Here “relations between people” are not expressed as “relations between things”, and social economy is regulated not by the blind forces of the market, but consciously—by a plan.
There can be no place for a science studying “the blind laws of the market” since there will be no market. The end of capitalist commodity society will be the end of political economy. (page 93)

It was above all by his writings that Bukharin established himself as the leading Bolshevik theoretician. In his Economic Theory of the Leisure Class and Historical Materialism he had endeavoured to answer the criticisms of Durkheim, Pareto, Croce, Weber and other anti-Marxists.

From 1934 on, after the death of Lenin and Zinovieff’s defeat at the hands of Stalin, the luckless was lumbered with the direction of Comintern; with all its growing insurmountable difficulties. Not merely was he committed to its “general crisis of capitalism” rubbish but, above all, the Leninist “theory” of the subjected nations under imperialism. Both he and Lenin produced works on this subject. Lenin’s was largely cribbed from J. A. Hobson, whereas Bukharin (due to his stay in Vienna) was influenced more by Hilferding.

By this fairy-story about “the colonial nations”, the Comintern was induced to instigate uprisings and revolts in almost every quarter of the globe. In our time we have seen the “liberators” Nkrumah, Kenyatta and Amin swindle their “liberating” governments of millions. The “exploited” Arab oil-sheiks invest millions in property, ICI, Krupps and Mercedes. The process has reversed, and Lenin’s thesis of the domination of colonies by Bankers’ Finance Capitalism is about as valid as his nonsense about the State, the workers running State capitalism, and minority dictatorships.
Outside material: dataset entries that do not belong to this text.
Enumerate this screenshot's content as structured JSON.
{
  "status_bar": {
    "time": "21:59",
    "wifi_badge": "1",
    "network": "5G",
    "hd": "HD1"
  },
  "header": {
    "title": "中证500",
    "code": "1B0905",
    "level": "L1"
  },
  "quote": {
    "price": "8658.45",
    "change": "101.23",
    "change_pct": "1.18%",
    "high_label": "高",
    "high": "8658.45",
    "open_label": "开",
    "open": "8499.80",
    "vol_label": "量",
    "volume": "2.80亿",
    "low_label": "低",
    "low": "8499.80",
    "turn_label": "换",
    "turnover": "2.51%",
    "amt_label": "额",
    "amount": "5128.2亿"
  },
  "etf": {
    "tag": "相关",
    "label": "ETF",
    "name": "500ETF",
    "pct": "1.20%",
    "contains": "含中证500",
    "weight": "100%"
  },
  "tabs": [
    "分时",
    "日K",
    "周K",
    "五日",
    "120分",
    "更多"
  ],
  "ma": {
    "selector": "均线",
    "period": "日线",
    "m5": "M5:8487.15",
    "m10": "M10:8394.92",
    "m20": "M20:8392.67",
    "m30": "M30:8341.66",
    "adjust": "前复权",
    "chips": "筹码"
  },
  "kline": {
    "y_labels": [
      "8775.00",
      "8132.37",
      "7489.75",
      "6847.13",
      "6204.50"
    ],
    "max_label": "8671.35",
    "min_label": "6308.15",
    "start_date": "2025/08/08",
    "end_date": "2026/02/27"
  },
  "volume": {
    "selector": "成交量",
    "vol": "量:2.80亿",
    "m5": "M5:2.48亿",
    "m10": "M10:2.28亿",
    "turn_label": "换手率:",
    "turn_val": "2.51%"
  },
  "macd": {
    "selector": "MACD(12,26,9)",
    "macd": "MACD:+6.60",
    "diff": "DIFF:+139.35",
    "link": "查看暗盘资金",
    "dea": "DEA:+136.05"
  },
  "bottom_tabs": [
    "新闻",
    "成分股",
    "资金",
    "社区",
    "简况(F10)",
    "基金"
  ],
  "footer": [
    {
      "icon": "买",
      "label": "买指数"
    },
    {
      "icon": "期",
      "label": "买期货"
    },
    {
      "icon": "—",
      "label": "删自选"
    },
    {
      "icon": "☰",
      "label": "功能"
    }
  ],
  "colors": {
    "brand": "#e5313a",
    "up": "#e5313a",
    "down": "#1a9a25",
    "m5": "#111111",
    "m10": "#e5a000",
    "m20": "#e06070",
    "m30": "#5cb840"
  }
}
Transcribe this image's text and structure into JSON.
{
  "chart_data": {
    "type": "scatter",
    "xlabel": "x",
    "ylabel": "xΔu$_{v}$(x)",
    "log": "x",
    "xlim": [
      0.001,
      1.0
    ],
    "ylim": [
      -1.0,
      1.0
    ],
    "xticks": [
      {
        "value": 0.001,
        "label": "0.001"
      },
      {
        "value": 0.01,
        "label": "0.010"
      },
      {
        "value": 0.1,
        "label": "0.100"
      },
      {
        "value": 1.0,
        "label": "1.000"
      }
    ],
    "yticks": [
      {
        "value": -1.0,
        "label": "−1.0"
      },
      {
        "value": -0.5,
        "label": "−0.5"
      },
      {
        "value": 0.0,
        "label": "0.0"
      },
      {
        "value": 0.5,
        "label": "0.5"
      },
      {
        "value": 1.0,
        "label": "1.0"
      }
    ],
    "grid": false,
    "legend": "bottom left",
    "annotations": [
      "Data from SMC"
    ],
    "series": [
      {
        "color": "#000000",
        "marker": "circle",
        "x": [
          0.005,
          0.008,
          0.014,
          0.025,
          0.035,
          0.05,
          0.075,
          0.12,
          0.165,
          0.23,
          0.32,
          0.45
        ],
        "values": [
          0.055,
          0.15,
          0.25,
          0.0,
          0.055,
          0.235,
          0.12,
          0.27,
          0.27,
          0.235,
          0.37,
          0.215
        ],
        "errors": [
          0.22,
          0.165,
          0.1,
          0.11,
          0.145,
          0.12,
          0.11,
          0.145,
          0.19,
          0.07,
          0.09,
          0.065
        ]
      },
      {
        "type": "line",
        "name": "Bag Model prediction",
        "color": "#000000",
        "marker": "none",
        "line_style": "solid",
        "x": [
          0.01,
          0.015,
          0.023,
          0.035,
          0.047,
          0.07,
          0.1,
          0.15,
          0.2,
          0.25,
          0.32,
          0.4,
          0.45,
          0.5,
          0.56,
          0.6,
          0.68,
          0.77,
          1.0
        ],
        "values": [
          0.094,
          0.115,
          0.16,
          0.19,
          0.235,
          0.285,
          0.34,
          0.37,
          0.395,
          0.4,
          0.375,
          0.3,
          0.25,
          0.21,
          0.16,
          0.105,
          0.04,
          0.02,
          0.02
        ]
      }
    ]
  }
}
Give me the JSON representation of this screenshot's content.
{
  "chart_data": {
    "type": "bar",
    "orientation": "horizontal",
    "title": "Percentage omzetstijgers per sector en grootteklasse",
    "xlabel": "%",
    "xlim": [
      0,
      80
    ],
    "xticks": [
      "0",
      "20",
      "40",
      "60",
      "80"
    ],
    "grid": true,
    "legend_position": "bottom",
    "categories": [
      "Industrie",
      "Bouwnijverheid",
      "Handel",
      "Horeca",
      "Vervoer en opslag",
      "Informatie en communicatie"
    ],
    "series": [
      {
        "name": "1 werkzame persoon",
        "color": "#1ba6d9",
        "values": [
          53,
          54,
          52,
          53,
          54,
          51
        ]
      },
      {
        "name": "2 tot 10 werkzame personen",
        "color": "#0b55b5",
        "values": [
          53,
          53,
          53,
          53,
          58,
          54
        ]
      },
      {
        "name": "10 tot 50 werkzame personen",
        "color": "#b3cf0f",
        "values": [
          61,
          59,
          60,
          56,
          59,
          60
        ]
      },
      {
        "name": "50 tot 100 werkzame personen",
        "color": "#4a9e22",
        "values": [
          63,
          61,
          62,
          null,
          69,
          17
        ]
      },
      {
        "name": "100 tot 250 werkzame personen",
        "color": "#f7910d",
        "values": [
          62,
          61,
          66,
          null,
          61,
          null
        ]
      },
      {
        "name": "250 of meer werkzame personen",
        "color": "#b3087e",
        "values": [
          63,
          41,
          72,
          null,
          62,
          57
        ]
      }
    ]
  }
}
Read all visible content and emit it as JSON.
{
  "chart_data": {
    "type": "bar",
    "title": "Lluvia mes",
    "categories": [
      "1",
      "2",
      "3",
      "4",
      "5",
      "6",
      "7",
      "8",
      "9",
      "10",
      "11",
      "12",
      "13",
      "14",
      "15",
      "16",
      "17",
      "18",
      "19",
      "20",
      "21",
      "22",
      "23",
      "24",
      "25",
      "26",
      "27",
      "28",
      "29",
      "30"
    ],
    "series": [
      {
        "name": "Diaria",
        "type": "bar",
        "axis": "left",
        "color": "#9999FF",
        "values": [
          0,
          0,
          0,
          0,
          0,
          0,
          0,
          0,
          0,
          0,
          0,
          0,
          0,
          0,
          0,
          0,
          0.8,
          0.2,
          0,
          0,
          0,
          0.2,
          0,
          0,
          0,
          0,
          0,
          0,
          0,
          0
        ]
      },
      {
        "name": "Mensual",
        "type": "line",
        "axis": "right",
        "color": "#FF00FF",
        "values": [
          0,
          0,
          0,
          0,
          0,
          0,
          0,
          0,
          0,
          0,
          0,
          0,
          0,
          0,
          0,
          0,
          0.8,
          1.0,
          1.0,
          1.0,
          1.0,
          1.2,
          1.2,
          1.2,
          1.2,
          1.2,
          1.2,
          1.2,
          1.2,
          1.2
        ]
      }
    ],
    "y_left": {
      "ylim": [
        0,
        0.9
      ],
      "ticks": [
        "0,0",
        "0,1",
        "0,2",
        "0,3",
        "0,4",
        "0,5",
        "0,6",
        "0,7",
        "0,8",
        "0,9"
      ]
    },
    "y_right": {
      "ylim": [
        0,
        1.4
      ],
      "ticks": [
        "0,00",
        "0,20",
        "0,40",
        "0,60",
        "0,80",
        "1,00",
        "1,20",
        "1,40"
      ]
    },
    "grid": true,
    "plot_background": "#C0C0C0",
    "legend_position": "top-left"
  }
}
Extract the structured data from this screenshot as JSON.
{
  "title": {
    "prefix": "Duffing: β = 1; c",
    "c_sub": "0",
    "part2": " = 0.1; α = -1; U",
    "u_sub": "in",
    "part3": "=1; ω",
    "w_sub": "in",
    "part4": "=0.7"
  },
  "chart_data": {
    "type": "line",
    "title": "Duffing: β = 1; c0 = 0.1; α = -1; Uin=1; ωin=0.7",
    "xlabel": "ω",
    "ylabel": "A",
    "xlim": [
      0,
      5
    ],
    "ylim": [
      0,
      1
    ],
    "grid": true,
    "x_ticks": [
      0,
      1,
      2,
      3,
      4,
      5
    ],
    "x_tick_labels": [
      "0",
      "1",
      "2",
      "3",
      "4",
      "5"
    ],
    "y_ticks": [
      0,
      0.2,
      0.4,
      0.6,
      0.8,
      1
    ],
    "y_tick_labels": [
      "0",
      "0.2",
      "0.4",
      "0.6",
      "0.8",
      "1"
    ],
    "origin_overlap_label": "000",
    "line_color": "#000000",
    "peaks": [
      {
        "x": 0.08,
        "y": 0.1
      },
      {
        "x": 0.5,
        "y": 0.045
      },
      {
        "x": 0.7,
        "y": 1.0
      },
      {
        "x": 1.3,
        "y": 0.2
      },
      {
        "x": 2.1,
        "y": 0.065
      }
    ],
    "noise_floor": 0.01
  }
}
Bukharin now found himself forced into alliance with Stalin, first against Trotsky and then against Zinovieff. From that day on he, like every member of the Politbureau— Kamenev, Zinovieff, Trotsky, Tomsky, Rykov— was doomed, earmarked for destruction by the megalomaniac Stalin who, as Bukharin said:

By political terrorism and by acts of torture on a scale hitherto unheard of, you have forced old party members to make ‘depositions’ . . . You have a crowd of paid informers at your disposal.

On 2nd March 1938 the final trial of Bukharin, with 19 others, began. They were accused of everything except the spots on the sun. As Bukharin himself wrote: “accusing him of being an enemy of the revolution and a capitalist agent was like discovering that the last Czar devoted his whole life to struggle against Capitalist and Monarchy; to the struggle for a proletarian revolution” (page 371).

And so Nikolai Bukharin, whom this writer remembers well as easily the most genial and lovable of the Russian Bolsheviks; Bukharin with his puckish good humour and unfailing quizzical wit, the least like a “steel-hardened” Bolshevik of them all— was dragged forcibly from the dock, howling imprecations on Stalin’s festering head, and died standing up.

In his last letter “To a future generation of party leaders” he wrote:

Know, comrades, that the banner which you will be carrying in the victorious march to Communism is also a drop of my blood.

Such has been the fate of those who have taken part in the minority upheavals of the twentieth century.